El teniente echó la silla hacia atrás e hizo una vedija con el
humo de su cigarro.
—Un sábado arrambló con cuatro mil pesetas de Caja y las apostó
a las quinielas. Durante toda la semana había empollado como un negro sus
gráficos y sus estadísticas y estaba convencido de dar en el clavo. Lo de las
cuatro mil pesetas no era un robo, era un «adelanto» y creía que, al cabo de
pocos días, podría restituirlas sin que nadie se enterara... Lo malo es que el
cálculo falló y, al verse descubierto, volvió a hacer otro «préstamo», esta vez
de once mil pesetas, estudió la cuestión a fondo, rellenó sus boletos y, zas,
volvió a marrarla... Estaba preso en el engranaje y probó una tercera vez:
catorce mil.

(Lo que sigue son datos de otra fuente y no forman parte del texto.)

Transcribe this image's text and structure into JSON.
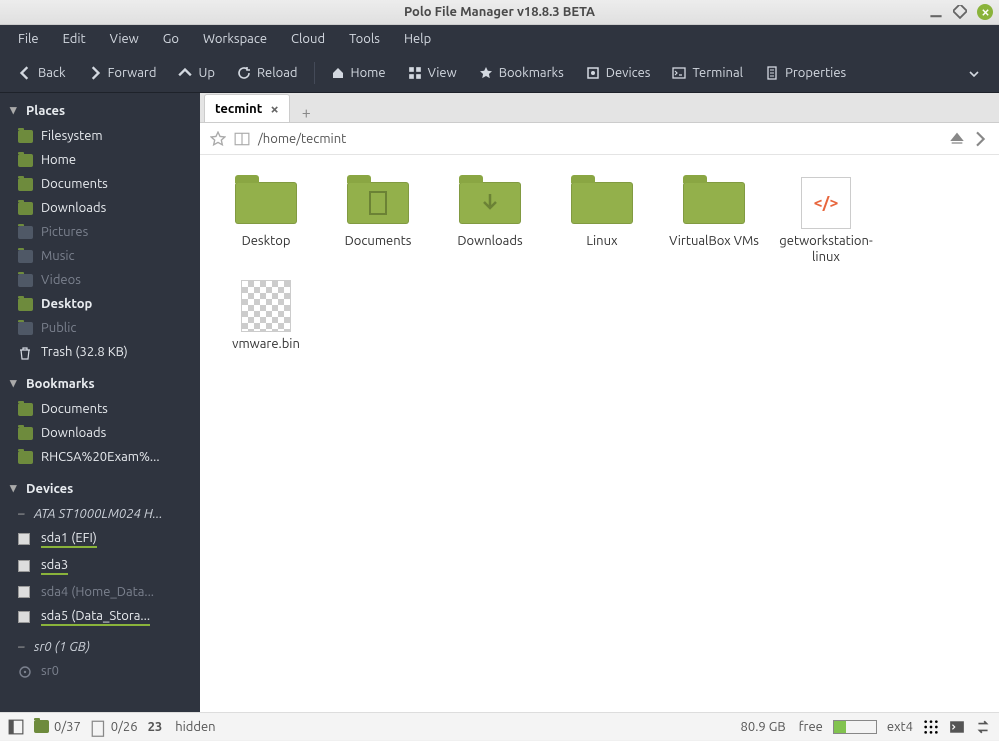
{
  "window": {
    "title": "Polo File Manager v18.8.3 BETA"
  },
  "menubar": [
    "File",
    "Edit",
    "View",
    "Go",
    "Workspace",
    "Cloud",
    "Tools",
    "Help"
  ],
  "toolbar": {
    "back": "Back",
    "forward": "Forward",
    "up": "Up",
    "reload": "Reload",
    "home": "Home",
    "view": "View",
    "bookmarks": "Bookmarks",
    "devices": "Devices",
    "terminal": "Terminal",
    "properties": "Properties"
  },
  "sidebar": {
    "places_header": "Places",
    "places": [
      {
        "label": "Filesystem",
        "bright": true
      },
      {
        "label": "Home",
        "bright": true
      },
      {
        "label": "Documents",
        "bright": true
      },
      {
        "label": "Downloads",
        "bright": true
      },
      {
        "label": "Pictures",
        "dim": true
      },
      {
        "label": "Music",
        "dim": true
      },
      {
        "label": "Videos",
        "dim": true
      },
      {
        "label": "Desktop",
        "bright": true,
        "bold": true
      },
      {
        "label": "Public",
        "dim": true
      }
    ],
    "trash": "Trash (32.8 KB)",
    "bookmarks_header": "Bookmarks",
    "bookmarks": [
      {
        "label": "Documents"
      },
      {
        "label": "Downloads"
      },
      {
        "label": "RHCSA%20Exam%..."
      }
    ],
    "devices_header": "Devices",
    "device_group": "ATA ST1000LM024 H...",
    "partitions": [
      {
        "label": "sda1 (EFI)",
        "underline": true
      },
      {
        "label": "sda3",
        "underline": true
      },
      {
        "label": "sda4 (Home_Data...",
        "dim": true
      },
      {
        "label": "sda5 (Data_Stora...",
        "underline": true
      }
    ],
    "cdrom_group": "sr0 (1 GB)",
    "cdrom": "sr0"
  },
  "tab": {
    "name": "tecmint"
  },
  "path": "/home/tecmint",
  "files": [
    {
      "name": "Desktop",
      "type": "folder"
    },
    {
      "name": "Documents",
      "type": "folder",
      "emblem": "doc"
    },
    {
      "name": "Downloads",
      "type": "folder",
      "emblem": "down"
    },
    {
      "name": "Linux",
      "type": "folder"
    },
    {
      "name": "VirtualBox VMs",
      "type": "folder"
    },
    {
      "name": "getworkstation-linux",
      "type": "code"
    },
    {
      "name": "vmware.bin",
      "type": "bin"
    }
  ],
  "statusbar": {
    "count1": "0/37",
    "count2": "0/26",
    "hidden": "23",
    "hidden_label": "hidden",
    "free": "80.9 GB",
    "free_label": "free",
    "fs": "ext4"
  }
}
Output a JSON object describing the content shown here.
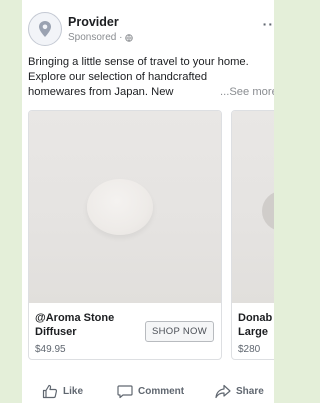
{
  "post": {
    "page_name": "Provider",
    "sponsored": "Sponsored ·",
    "caption_lines": [
      "Bringing a little sense of travel to your home.",
      "Explore our selection of handcrafted",
      "homewares from Japan. New"
    ],
    "see_more": "...See more"
  },
  "carousel": {
    "cards": [
      {
        "title": "@Aroma Stone\nDiffuser",
        "price": "$49.95",
        "button": "SHOP NOW"
      },
      {
        "title": "Donab\nLarge",
        "price": "$280"
      }
    ]
  },
  "actions": {
    "like": "Like",
    "comment": "Comment",
    "share": "Share"
  },
  "colors": {
    "background": "#e4efd9",
    "text": "#1c1e21",
    "muted": "#8a8d91"
  }
}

Cuando se dio cuenta había hecho un desfalco de treinta mil pesetas
y, a la hora de dar explicaciones, no se le ocurrió otra cosa que ahorcarse.
—¿Se ahorcó?
—Sí. Se falló. —Aplastaba la colilla en el cenicero y tuvo una
mueca de desprecio—. Todos se fallan.
El alférez entrante se asomó por la puerta del bar de
oficiales. Llevaba el correaje ya, y la espada y el casco y dio una palmada
amistosa en el hombro de su compañero. Ladeando la cabeza miré el reloj.
Faltaban unos minutos para las cuatro y me fui a escuchar la radio a la sala.
Fuera, el sol golpeaba aún. Durante toda la noche no había podido pegar un ojo
y ordené al chico de la residencia que subiera a hacerme la cama.